Çadırımızı kurduktan sonra kamp alanımıza 300 metre uzaklıktaki kaplıcaya gidiyoruz. Ülkemizin en yüksek radyoaktivitesine sahip olduğu söylenen (98.3) sularıyla şifa arayanların tercih ettiği Sultaniye Kaplıcaları’nın MÖ 100’lü yıllarda Kaunoslular tarafından açıldığı, Bizans döneminde genişletilerek konaklama tesisleri yapıldığı söyleniyor. Bu tesislerin önemli bir kısmı Köyceğiz Gölü’nün altında kalmış. Kaynaklara göre Roma döneminde hastane olarak kullanılan kaplıcanın girişine “Tanrılar adına buraya ölüm giremez” diye yazıldığı, Ölemez Dağı’nın adının da buradan geldiği belirtiliyor. Kaplıca havuzları birkaç tane. Kadın-erkek ayrı kapalı havuzların yanı sıra tarihi kalıntıların olduğu yerde açık alandaki havuza karma olarak girilebiliyor. Biz de bu havuza atıyoruz kendimizi. Kaplıcanın, radyoaktivite yüksekliği nedeniyle rehabilite edici olduğu söyleniyor. Bundan mıdır bilmem ama sıcak suyun verdiği rahatlama harika.
Şifa bulmak için gelen çok.
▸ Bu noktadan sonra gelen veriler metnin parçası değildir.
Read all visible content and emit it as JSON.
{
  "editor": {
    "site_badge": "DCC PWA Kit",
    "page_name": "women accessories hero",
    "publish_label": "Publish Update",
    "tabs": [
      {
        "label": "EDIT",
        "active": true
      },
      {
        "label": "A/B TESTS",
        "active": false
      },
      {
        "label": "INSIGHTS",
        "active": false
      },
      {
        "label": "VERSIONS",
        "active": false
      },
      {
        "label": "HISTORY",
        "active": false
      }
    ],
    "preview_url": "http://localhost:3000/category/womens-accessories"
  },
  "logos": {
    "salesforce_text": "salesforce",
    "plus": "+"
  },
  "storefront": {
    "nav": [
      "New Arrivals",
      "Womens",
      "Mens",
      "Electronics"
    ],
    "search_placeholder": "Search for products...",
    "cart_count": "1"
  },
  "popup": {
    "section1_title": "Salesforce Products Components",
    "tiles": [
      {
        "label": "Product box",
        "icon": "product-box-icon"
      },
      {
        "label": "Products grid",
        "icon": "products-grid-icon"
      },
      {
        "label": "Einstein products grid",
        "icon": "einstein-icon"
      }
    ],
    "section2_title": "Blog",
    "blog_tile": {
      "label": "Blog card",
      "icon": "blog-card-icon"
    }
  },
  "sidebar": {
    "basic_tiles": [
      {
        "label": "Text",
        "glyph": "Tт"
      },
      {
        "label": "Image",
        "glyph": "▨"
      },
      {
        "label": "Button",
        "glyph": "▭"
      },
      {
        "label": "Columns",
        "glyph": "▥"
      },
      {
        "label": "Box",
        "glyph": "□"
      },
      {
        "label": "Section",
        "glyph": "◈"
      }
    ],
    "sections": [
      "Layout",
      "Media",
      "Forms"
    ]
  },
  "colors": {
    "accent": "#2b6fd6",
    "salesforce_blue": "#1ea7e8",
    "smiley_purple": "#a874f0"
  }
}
Kaplıca suyunun romatizma, böbrek ve idrar yollarına, metabolizma bozuklukları, ruhsal yorgunluk, cilt ve kadın hastalıkları gibi rahasızlıklara iyi geldiği ve tam bir şifa kaynağı olduğu iddia ediliyor... Suları kalsiyum klorür, kalsiyum sülfat, kalsiyum sülfür, bromür, radon ve radyoaktif maddeler açısından oldukça zengin. Su sıcaklığı 39 derece. Köyceğiz Kaymakamlığı radon değeri açısından dünyada Endonezya’daki bir kaplıcadan sonra ikinci olduğunu yazmış.
Göl kıyısında ‘güzellik çamuru’ denen çamur havuzu var. Vücuda sürülmesiyle teni yumuşattığı, kırışıklıkları giderdiği de iddialardan. Bedenimiz sıcak sularda güzelce şifalandıktan sonra göl kenarındaki kafeteryada soluklanıp çayımızı
yudumlarken şahane manzara eşliğinde ruhumuz da dinleniyor...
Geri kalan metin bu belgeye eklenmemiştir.